# Join Strategies & Performance Tuning with PySpark (DataFrame-only, Serverless-friendly)

**Datasets:**
- `samples.tpch.customer`
- `samples.tpch.orders`
- `samples.tpch.lineitem`

In this notebook you will:
1. Perform star-schema joins
2. Inspect physical plans (`explain`)
3. Use broadcast joins
4. Use caching & reuse
5. Use `repartition` / `coalesce` with **DataFrame-only partition introspection**
6. Enable Adaptive Query Execution (AQE)


In [None]:
from pyspark.sql import functions as F

customer_df = spark.read.table("samples.tpch.customer")
orders_df   = spark.read.table("samples.tpch.orders")
lineitem_df = spark.read.table("samples.tpch.lineitem")

print("Customer count:", customer_df.count())
print("Orders count:", orders_df.count())
print("Lineitem count:", lineitem_df.count())

display(customer_df.limit(5))


## 1. Basic Star-Schema Join

We'll join:
- `customer` -> `orders` on `c_custkey = o_custkey`
- `orders` -> `lineitem` on `o_orderkey = l_orderkey`


In [None]:
# Join customer to orders
cust_orders_df = (
    customer_df.alias("c")
    .join(orders_df.alias("o"), F.col("c.c_custkey") == F.col("o.o_custkey"), "inner")
)

# Join the result to lineitem
cust_orders_lineitem_df = (
    cust_orders_df.alias("co")
    .join(lineitem_df.alias("l"), F.col("co.o_orderkey") == F.col("l.l_orderkey"), "inner")
)

display(cust_orders_lineitem_df.select("c_custkey", "o_orderkey", "l_linenumber").limit(10))


## 2. Inspect the Physical Plan with `explain`

This shows:
- Join types (BroadcastHashJoin, SortMergeJoin, etc.)
- Shuffle operations
- Estimated statistics


In [None]:
cust_orders_lineitem_df.explain(mode="extended")


## 3. Aggregate Query as a Baseline

Example query:
- Revenue per customer (`c_custkey`)
- Using sum of `l_extendedprice * (1 - l_discount)`


In [None]:
baseline_revenue_df = (
    cust_orders_lineitem_df
    .groupBy("c_custkey")
    .agg(
        F.sum(
            F.col("l_extendedprice") * (1 - F.col("l_discount"))
        ).alias("customer_revenue")
    )
)

display(baseline_revenue_df.orderBy(F.col("customer_revenue").desc()).limit(20))
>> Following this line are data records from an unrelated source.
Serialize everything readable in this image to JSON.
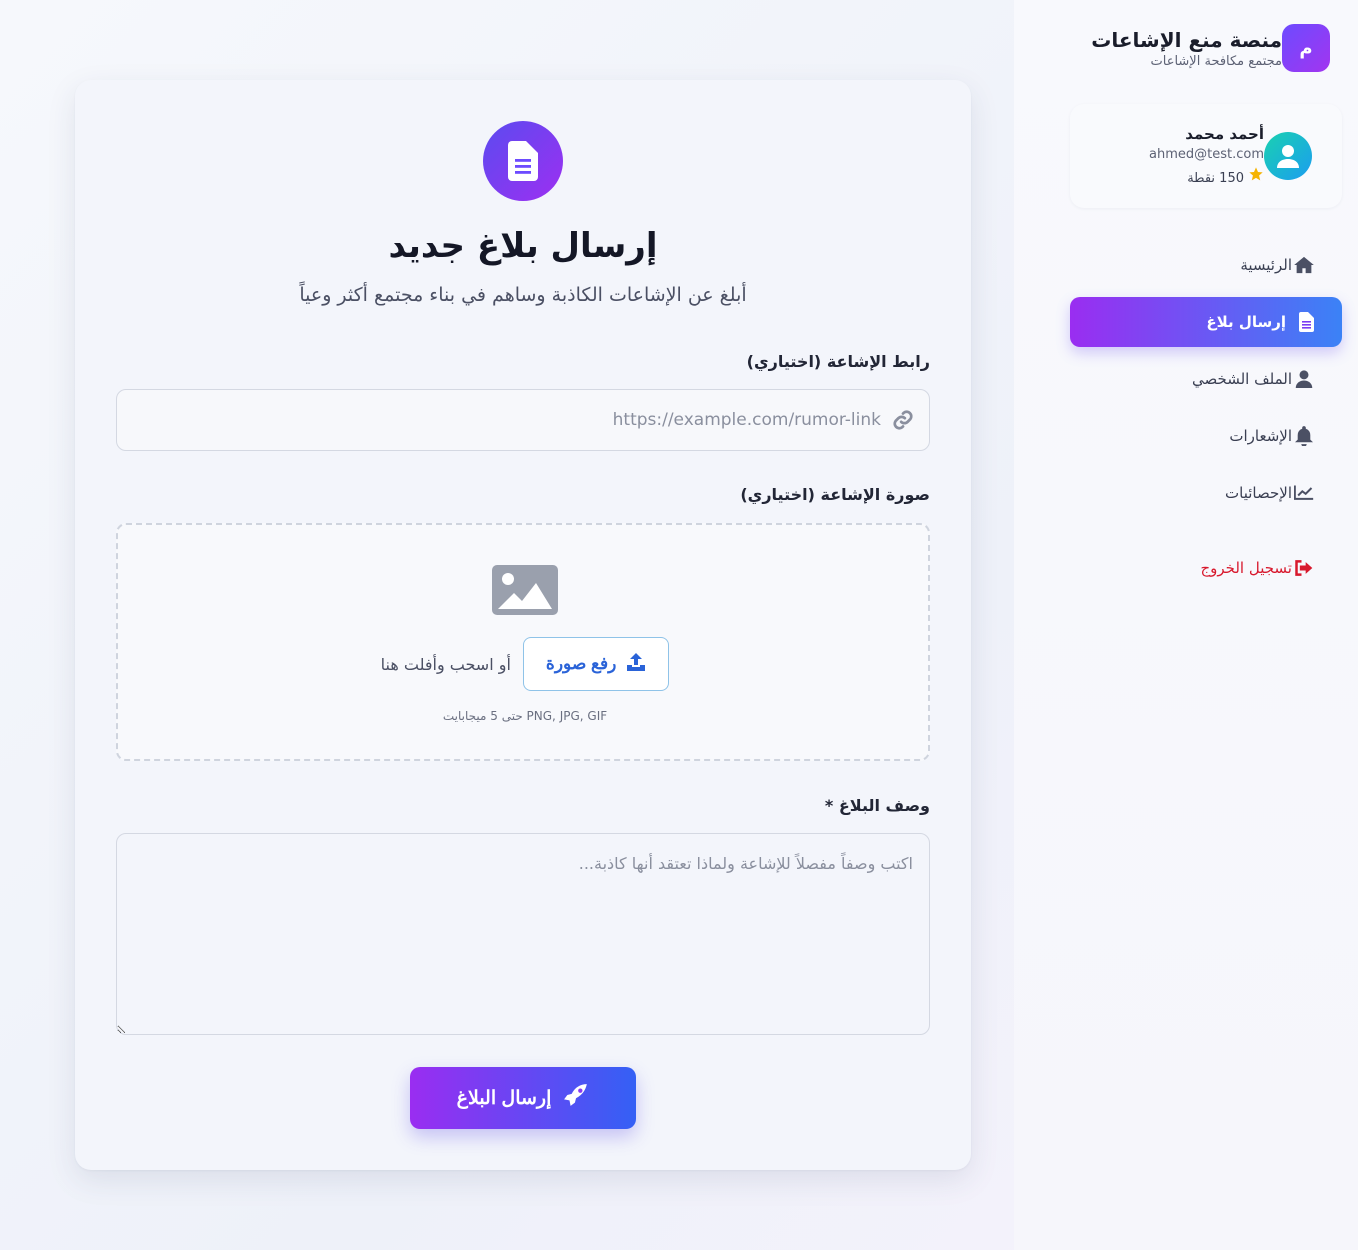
{
  "brand": {
    "logo_letter": "م",
    "title": "منصة منع الإشاعات",
    "subtitle": "مجتمع مكافحة الإشاعات"
  },
  "user": {
    "name": "أحمد محمد",
    "email": "ahmed@test.com",
    "points": "150 نقطة"
  },
  "nav": {
    "items": [
      {
        "label": "الرئيسية",
        "icon": "home-icon"
      },
      {
        "label": "إرسال بلاغ",
        "icon": "file-icon",
        "active": true
      },
      {
        "label": "الملف الشخصي",
        "icon": "user-icon"
      },
      {
        "label": "الإشعارات",
        "icon": "bell-icon"
      },
      {
        "label": "الإحصائيات",
        "icon": "chart-line-icon"
      }
    ],
    "logout": "تسجيل الخروج"
  },
  "form": {
    "title": "إرسال بلاغ جديد",
    "subtitle": "أبلغ عن الإشاعات الكاذبة وساهم في بناء مجتمع أكثر وعياً",
    "url_label": "رابط الإشاعة (اختياري)",
    "url_placeholder": "https://example.com/rumor-link",
    "image_label": "صورة الإشاعة (اختياري)",
    "upload_button": "رفع صورة",
    "drag_text": "أو اسحب وأفلت هنا",
    "upload_hint": "PNG, JPG, GIF حتى 5 ميجابايت",
    "desc_label": "وصف البلاغ *",
    "desc_placeholder": "اكتب وصفاً مفصلاً للإشاعة ولماذا تعتقد أنها كاذبة...",
    "submit": "إرسال البلاغ"
  },
  "colors": {
    "accent_start": "#9a2df1",
    "accent_end": "#3b82f6",
    "logout": "#d8192d",
    "star": "#f5b301"
  }
}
## 4. Broadcast Join Optimization

- If one side of a join is **small enough**, we can broadcast it.
- Spark then avoids a shuffle on that side.

We'll:
- Broadcast the `customer` table when joining to `orders`.


In [None]:
from pyspark.sql.functions import broadcast

broadcast_cust_orders_df = (
    broadcast(customer_df.alias("c"))
    .join(orders_df.alias("o"), F.col("c.c_custkey") == F.col("o.o_custkey"), "inner")
)

broadcast_all_df = (
    broadcast_cust_orders_df.alias("co")
    .join(lineitem_df.alias("l"), F.col("co.o_orderkey") == F.col("l.l_orderkey"), "inner")
)

broadcast_all_df.explain(mode="extended")


## 5. Caching & Reuse

If you use the same intermediate result many times:
- Use `.cache()` or `.persist()` to avoid recompute + re-read.


In [None]:
# Cache the heavy join
broadcast_all_df_cached = broadcast_all_df.cache()

# Trigger cache materialization
broadcast_all_df_cached.count()

# Re-use cached DF for multiple aggregations
revenue_by_customer_df = (
    broadcast_all_df_cached
    .groupBy("c_custkey")
    .agg(
        F.sum(
            F.col("l_extendedprice") * (1 - F.col("l_discount"))
        ).alias("customer_revenue")
    )
)

revenue_by_nation_df = (
    broadcast_all_df_cached
    .groupBy("c_nationkey")
    .agg(
        F.sum(
            F.col("l_extendedprice") * (1 - F.col("l_discount"))
        ).alias("nation_revenue")
    )
)

display(revenue_by_customer_df.orderBy(F.col("customer_revenue").desc()).limit(10))
display(revenue_by_nation_df.orderBy(F.col("nation_revenue").desc()).limit(10))


## 6. Repartitioning & Coalescing (DataFrame-only Partition Introspection)

- Use `repartition()` to **increase** parallelism or shuffle by keys.
- Use `coalesce()` to **decrease** number of partitions without a full shuffle.
- Instead of `df.rdd.getNumPartitions()`, we use `spark_partition_id()` to count partitions.


In [None]:
# Repartition by key used in downstream aggregations
repartitioned_df = broadcast_all_df.repartition(64, "c_custkey")  # 64 is just an example

repartitioned_with_pid = repartitioned_df.withColumn("partition_id", F.spark_partition_id())
num_parts_repart = (
    repartitioned_with_pid
    .select("partition_id")
    .agg(F.countDistinct("partition_id").alias("num_partitions"))
    .collect()[0]["num_partitions"]
)

print("Repartitioned partitions (via spark_partition_id):", num_parts_repart)


In [None]:
# Coalesce when writing out or for subsequent stages
coalesced_df = repartitioned_df.coalesce(8)
coalesced_with_pid = coalesced_df.withColumn("partition_id", F.spark_partition_id())
num_parts_coal = (
    coalesced_with_pid
    .select("partition_id")
    .agg(F.countDistinct("partition_id").alias("num_partitions"))
    .collect()[0]["num_partitions"]
)

print("Coalesced partitions (via spark_partition_id):", num_parts_coal)


## 7. Adaptive Query Execution (AQE)

AQE can:
- Automatically coalesce shuffle partitions
- Change join strategies at runtime
- Handle skew

Make sure it's enabled:


In [None]:
spark.conf.set("spark.sql.adaptive.enabled", "true")
spark.conf.set("spark.sql.adaptive.coalescePartitions.enabled", "true")
spark.conf.set("spark.sql.adaptive.skewJoin.enabled", "true")

print("AQE enabled:", spark.conf.get("spark.sql.adaptive.enabled"))

# Run an aggregation to let AQE optimize it
aqe_example_df = (
    broadcast_all_df
    .groupBy("c_custkey")
    .agg(F.sum("l_extendedprice").alias("total_extended_price"))
)

aqe_example_df.explain(mode="extended")